A dimension tables plays a critical role in data warehousing and has strong association with facts of the business process. It consists of descriptive attributes typically text fields which describe facts but are complete and have discreet values. Facts are the metrics that business houses use for making decisions. Dimensions are generally descriptions of facts and some are dimensions which say how to summarize facts to help analysts. The key functions of dimensions are to filter, group, and aggregate. Dimensions are hierarchical in nature and get classified to low level to explain facts in detail. Example: schedule can be broken to daily, weekly, monthly, quarterly, etc.
Primary aim of a dimension tables will be to create conformed dimensions that can be shared though out the data warehouse of the enterprise and join on to multiple fact tables which may be of various business processes.

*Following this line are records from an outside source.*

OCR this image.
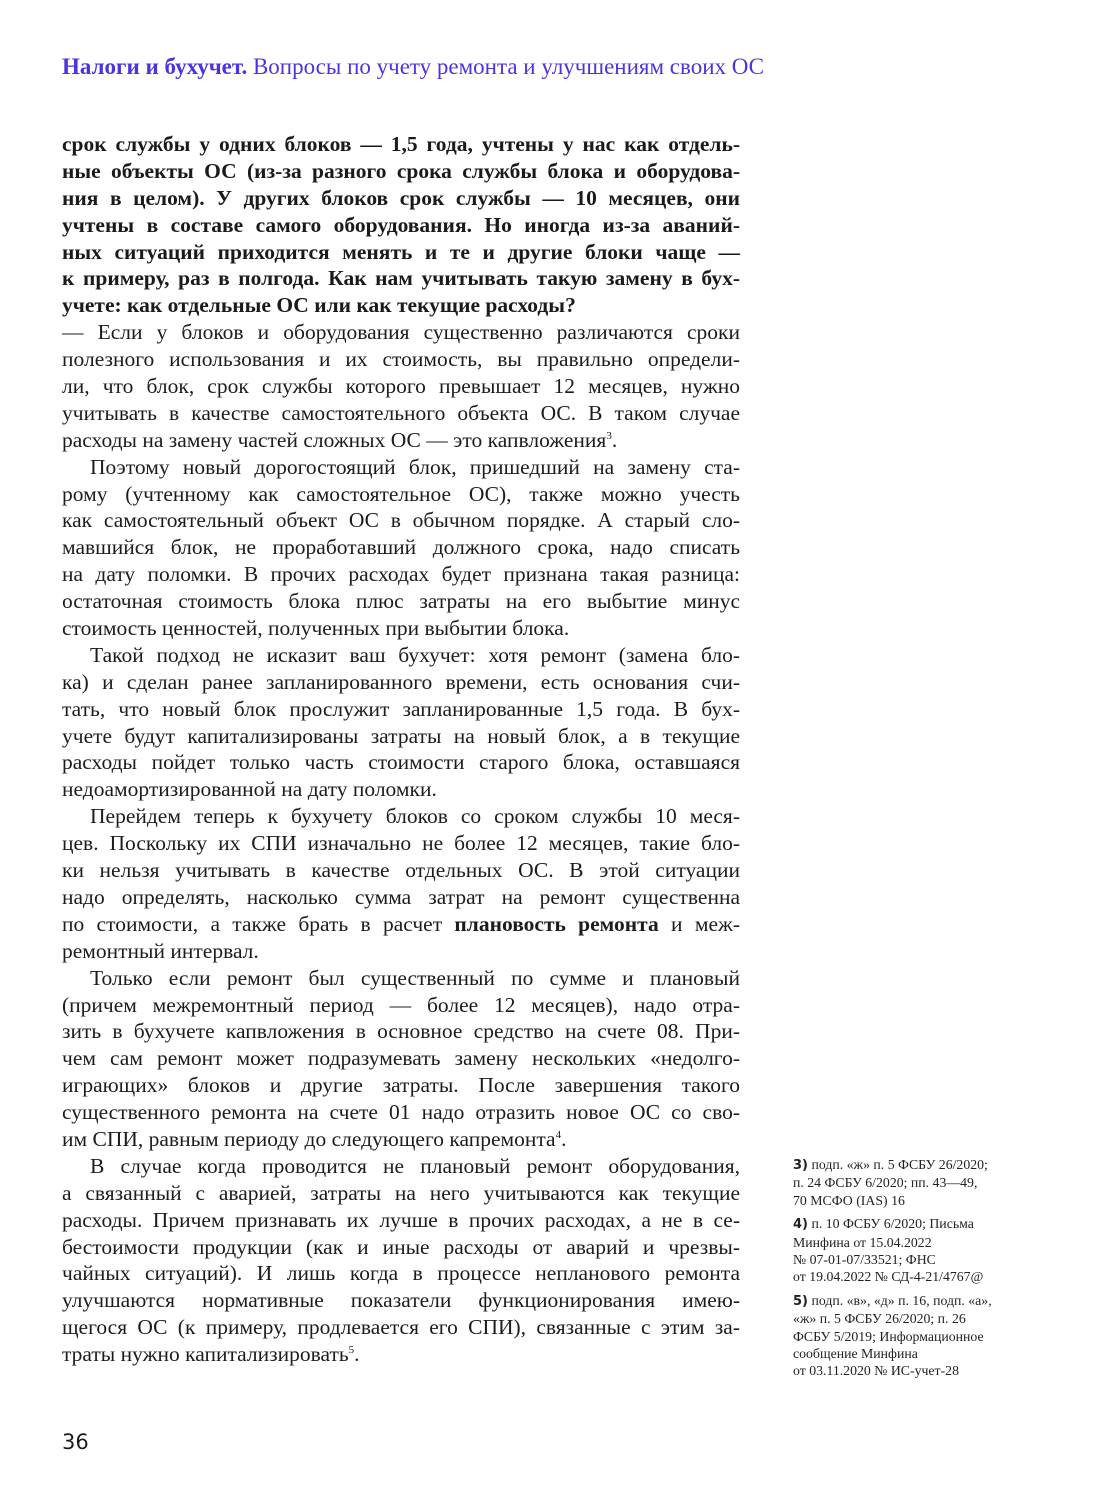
Налоги и бухучет. Вопросы по учету ремонта и улучшениям своих ОС
срок службы у одних блоков — 1,5 года, учтены у нас как отдель-
ные объекты ОС (из-за разного срока службы блока и оборудова-
ния в целом). У других блоков срок службы — 10 месяцев, они
учтены в составе самого оборудования. Но иногда из-за аваний-
ных ситуаций приходится менять и те и другие блоки чаще —
к примеру, раз в полгода. Как нам учитывать такую замену в бух-
учете: как отдельные ОС или как текущие расходы?
— Если у блоков и оборудования существенно различаются сроки
полезного использования и их стоимость, вы правильно определи-
ли, что блок, срок службы которого превышает 12 месяцев, нужно
учитывать в качестве самостоятельного объекта ОС. В таком случае
расходы на замену частей сложных ОС — это капвложения$^3$.
Поэтому новый дорогостоящий блок, пришедший на замену ста-
рому (учтенному как самостоятельное ОС), также можно учесть
как самостоятельный объект ОС в обычном порядке. А старый сло-
мавшийся блок, не проработавший должного срока, надо списать
на дату поломки. В прочих расходах будет признана такая разница:
остаточная стоимость блока плюс затраты на его выбытие минус
стоимость ценностей, полученных при выбытии блока.
Такой подход не исказит ваш бухучет: хотя ремонт (замена бло-
ка) и сделан ранее запланированного времени, есть основания счи-
тать, что новый блок прослужит запланированные 1,5 года. В бух-
учете будут капитализированы затраты на новый блок, а в текущие
расходы пойдет только часть стоимости старого блока, оставшаяся
недоамортизированной на дату поломки.
Перейдем теперь к бухучету блоков со сроком службы 10 меся-
цев. Поскольку их СПИ изначально не более 12 месяцев, такие бло-
ки нельзя учитывать в качестве отдельных ОС. В этой ситуации
надо определять, насколько сумма затрат на ремонт существенна
по стоимости, а также брать в расчет плановость ремонта и меж-
ремонтный интервал.
Только если ремонт был существенный по сумме и плановый
(причем межремонтный период — более 12 месяцев), надо отра-
зить в бухучете капвложения в основное средство на счете 08. При-
чем сам ремонт может подразумевать замену нескольких «недолго-
играющих» блоков и другие затраты. После завершения такого
существенного ремонта на счете 01 надо отразить новое ОС со сво-
им СПИ, равным периоду до следующего капремонта$^4$.
В случае когда проводится не плановый ремонт оборудования,
а связанный с аварией, затраты на него учитываются как текущие
расходы. Причем признавать их лучше в прочих расходах, а не в се-
бестоимости продукции (как и иные расходы от аварий и чрезвы-
чайных ситуаций). И лишь когда в процессе непланового ремонта
улучшаются нормативные показатели функционирования имею-
щегося ОС (к примеру, продлевается его СПИ), связанные с этим за-
траты нужно капитализировать$^5$.
3) подп. «ж» п. 5 ФСБУ 26/2020;
п. 24 ФСБУ 6/2020; пп. 43—49,
70 МСФО (IAS) 16
4) п. 10 ФСБУ 6/2020; Письма
Минфина от 15.04.2022
№ 07-01-07/33521; ФНС
от 19.04.2022 № СД-4-21/4767@
5) подп. «в», «д» п. 16, подп. «а»,
«ж» п. 5 ФСБУ 26/2020; п. 26
ФСБУ 5/2019; Информационное
сообщение Минфина
от 03.11.2020 № ИС-учет-28
36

Confirmed dimensions are critical to any enterprise since they create consistency in query outputs. Since they are consistent they can be linked up to various facts to represent cross functional impacts and benefits. Accidentally due to continuous practice and attention to data warehousing much of the dimensions remain reusable and reduce time to develop and deliver.
Dimensions change slowly and for varied reasons mostly driven by business changes and some are due to administrative reasons. These changes to dimensions are not scheduled or time based. This is called SCD (slowly changing dimensions).
They are classified in 6 types and managed accordingly.
Type 0 is a very passive and in some cases it stores historical data in dimension tables.
Type 1 overwrites old data and does not retain historical data.
The Type 2 method creates multiple records of a given natural key in the table with new surrogate keys. Hence type 2 facilitates historical data preservation.
Type 3 approach adds additional columns to the table instead of adding new entries like Type 2. Hence it has limitations on historical information.
Type 4 stores historical data (not all or all) in different tables and current data in a separate.
Type 6 follows a hybrid approach of type 1, type 2, and type 3. Different SCD’s may be useful on different columns of the same table.
Relationships with facts
Dimension table are generally small in size compared to facts. The primary key is always a surrogate key which is a unique number but not any operational data. Surrogate keys can be an overhead but they also bring in benefits which make it worthy of a standard practice. The use of surrogate key brings advantages such as performance boost while performing joins, protects from administrative changes to identifiers, put together dissimilar sources, and track changes to values of a dimension. All fact tables must maintain referential integrity hence the primary key (surrogate key) of the dimensions will act as foreign key in associated fact tables.
The dimension table should also have a natural key which identifies the dimension uniquely but does not need to be an integer.
Example: PRODUCT_ID in a product table which can take different forms but will remain unique for a product.